Mazur stresses that it is the numerical vastness of the world – 7 billion people, and “gazillions” more atoms – that makes probability theory work. It is astonishing that we can estimate the likelihood of seemingly random events whose chains of causality and multitudes of hidden variables we can never know. Yet mathematics enables us to skip straight to the big picture, thanks to the weak law of large numbers. Mazur explains that by choosing a large enough sample, the actual probability of an event will be approximately the same as its mathematical probability. In other words, “If there is any likelihood that something could happen, no matter how small, it’s bound to happen sometime.”

If there is any likelihood something could happen, no matter how small, it’s bound to happen sometime.

Of course, nothing is certain in the real world. Mathematics tells us what is probable, but it does not predict our own individual futures. Rather, it teaches us not to resort to magical explanations of seemingly miraculous happenings: multiple lottery wins and chance meetings are far more likely than they seem when viewed only from a personal or local perspective. Mazur illustrates this by telling 10 true coincidence stories early in the book, and then revisiting them after the mathematical tools are in place. This later section uses numerical guesstimates to relate real events to the chances of, say, getting a royal flush in a poker hand.

The final section is a group of essays that broaden the discussion.
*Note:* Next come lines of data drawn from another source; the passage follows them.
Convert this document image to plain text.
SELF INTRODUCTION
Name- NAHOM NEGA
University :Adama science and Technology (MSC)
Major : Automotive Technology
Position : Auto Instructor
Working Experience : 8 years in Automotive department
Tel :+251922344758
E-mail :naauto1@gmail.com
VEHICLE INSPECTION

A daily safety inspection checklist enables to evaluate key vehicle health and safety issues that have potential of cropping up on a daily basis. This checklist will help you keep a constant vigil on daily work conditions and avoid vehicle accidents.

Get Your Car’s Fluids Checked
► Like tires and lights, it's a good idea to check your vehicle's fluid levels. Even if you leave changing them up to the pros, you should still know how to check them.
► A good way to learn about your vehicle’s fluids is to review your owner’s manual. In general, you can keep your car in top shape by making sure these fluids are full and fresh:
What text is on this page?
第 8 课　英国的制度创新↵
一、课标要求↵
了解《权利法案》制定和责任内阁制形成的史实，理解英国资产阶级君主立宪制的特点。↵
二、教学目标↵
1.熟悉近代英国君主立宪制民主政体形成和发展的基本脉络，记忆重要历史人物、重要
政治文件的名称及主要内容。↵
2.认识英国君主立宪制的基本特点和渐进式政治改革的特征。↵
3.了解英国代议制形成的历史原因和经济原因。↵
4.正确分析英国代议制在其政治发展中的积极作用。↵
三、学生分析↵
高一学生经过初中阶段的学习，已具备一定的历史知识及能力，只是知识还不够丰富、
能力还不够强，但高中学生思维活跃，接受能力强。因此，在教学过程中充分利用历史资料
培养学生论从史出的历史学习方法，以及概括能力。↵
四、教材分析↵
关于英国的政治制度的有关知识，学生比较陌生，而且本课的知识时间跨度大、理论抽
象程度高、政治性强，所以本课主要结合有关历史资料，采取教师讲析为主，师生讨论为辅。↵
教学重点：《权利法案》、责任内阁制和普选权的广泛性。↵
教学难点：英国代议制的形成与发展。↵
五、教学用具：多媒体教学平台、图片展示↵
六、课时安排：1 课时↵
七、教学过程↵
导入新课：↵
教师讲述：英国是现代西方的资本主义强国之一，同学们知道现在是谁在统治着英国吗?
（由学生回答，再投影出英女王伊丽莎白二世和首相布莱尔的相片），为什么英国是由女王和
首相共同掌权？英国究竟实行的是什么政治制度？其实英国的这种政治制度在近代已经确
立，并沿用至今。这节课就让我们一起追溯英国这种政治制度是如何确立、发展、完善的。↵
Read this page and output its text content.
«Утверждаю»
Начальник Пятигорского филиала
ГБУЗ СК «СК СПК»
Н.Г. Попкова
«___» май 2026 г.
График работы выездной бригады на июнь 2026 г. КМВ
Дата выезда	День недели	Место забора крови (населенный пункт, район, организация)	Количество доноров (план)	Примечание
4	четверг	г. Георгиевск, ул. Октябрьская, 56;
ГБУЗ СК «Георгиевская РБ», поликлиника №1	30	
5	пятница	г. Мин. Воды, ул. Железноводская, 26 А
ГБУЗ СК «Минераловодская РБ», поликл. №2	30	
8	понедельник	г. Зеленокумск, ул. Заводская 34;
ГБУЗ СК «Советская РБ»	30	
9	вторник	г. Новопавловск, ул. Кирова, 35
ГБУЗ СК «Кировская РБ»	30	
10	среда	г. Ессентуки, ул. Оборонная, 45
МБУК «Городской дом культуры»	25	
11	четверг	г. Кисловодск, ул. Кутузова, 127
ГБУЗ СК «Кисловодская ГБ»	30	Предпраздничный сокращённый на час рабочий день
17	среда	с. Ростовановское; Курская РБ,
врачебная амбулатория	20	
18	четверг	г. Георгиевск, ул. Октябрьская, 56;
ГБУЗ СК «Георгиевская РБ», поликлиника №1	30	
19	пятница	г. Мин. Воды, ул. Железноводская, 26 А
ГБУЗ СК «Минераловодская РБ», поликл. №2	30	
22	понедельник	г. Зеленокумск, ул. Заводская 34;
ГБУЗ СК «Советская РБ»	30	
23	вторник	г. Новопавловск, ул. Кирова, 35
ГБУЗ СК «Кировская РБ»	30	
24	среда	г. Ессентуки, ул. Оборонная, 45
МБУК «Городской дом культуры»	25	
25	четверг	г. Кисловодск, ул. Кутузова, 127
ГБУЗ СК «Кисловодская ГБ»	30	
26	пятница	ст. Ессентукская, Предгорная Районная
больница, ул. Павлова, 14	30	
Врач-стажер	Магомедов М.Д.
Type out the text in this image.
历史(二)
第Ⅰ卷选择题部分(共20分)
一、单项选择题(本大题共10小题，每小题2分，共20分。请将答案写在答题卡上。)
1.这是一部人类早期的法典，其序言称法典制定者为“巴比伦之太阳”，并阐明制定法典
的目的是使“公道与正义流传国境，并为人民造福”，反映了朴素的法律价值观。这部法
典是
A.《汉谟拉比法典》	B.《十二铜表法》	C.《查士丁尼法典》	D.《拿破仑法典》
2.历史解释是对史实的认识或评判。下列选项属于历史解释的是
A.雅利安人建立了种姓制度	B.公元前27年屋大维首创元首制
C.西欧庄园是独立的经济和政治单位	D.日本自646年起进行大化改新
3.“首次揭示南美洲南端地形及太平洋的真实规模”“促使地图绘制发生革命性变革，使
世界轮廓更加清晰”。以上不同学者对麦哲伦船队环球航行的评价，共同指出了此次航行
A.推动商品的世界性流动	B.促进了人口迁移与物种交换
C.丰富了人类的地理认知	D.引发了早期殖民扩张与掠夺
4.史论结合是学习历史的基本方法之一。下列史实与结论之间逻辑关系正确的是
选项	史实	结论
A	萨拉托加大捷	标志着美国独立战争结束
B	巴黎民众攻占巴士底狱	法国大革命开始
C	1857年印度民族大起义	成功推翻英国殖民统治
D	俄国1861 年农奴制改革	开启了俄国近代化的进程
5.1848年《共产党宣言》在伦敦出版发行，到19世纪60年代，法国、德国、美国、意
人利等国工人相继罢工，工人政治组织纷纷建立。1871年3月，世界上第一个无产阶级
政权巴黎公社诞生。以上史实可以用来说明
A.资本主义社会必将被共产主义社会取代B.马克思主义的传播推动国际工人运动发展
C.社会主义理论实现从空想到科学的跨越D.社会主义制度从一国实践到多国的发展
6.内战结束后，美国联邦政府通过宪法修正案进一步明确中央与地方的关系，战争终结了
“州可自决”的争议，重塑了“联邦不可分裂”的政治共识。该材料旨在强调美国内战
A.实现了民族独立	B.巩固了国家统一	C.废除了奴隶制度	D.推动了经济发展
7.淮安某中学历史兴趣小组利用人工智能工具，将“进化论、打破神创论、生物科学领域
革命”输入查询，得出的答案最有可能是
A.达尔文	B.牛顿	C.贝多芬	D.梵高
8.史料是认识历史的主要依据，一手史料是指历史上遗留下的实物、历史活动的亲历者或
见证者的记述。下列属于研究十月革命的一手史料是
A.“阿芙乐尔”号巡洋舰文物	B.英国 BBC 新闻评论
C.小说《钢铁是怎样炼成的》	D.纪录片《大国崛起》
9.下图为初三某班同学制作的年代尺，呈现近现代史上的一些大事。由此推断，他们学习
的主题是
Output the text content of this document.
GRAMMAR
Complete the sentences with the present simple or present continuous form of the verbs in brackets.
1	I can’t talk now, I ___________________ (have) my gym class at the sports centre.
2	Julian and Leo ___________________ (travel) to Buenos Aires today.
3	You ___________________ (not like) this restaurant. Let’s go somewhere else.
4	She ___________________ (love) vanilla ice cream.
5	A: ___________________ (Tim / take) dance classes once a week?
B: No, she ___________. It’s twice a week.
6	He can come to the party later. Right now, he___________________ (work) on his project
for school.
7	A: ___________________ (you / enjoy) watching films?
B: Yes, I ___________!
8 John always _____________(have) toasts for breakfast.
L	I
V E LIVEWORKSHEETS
In showing that there is a tiny chance that random combinations produce the same DNA pattern for two unrelated people, and in outlining problems of contamination and interpretation, Mazur offers a passionate plea for the scientific education of jurors, and a challenge to the logic of the death penalty. In other essays, he highlights the riskiness of globalisation in light of the coincidences that helped bring on the Global Financial Crisis; Wilhelm Röntgen’s serendipitous discovery of X-rays; cerebral magnetic fields, and the role of chance in telepathy “experiments”; and the psychological importance of chance meetings in fairy-tales.

All in all, Mazur writes in a chatty and accessible way, putting maths at the centre of an entertaining and informative read.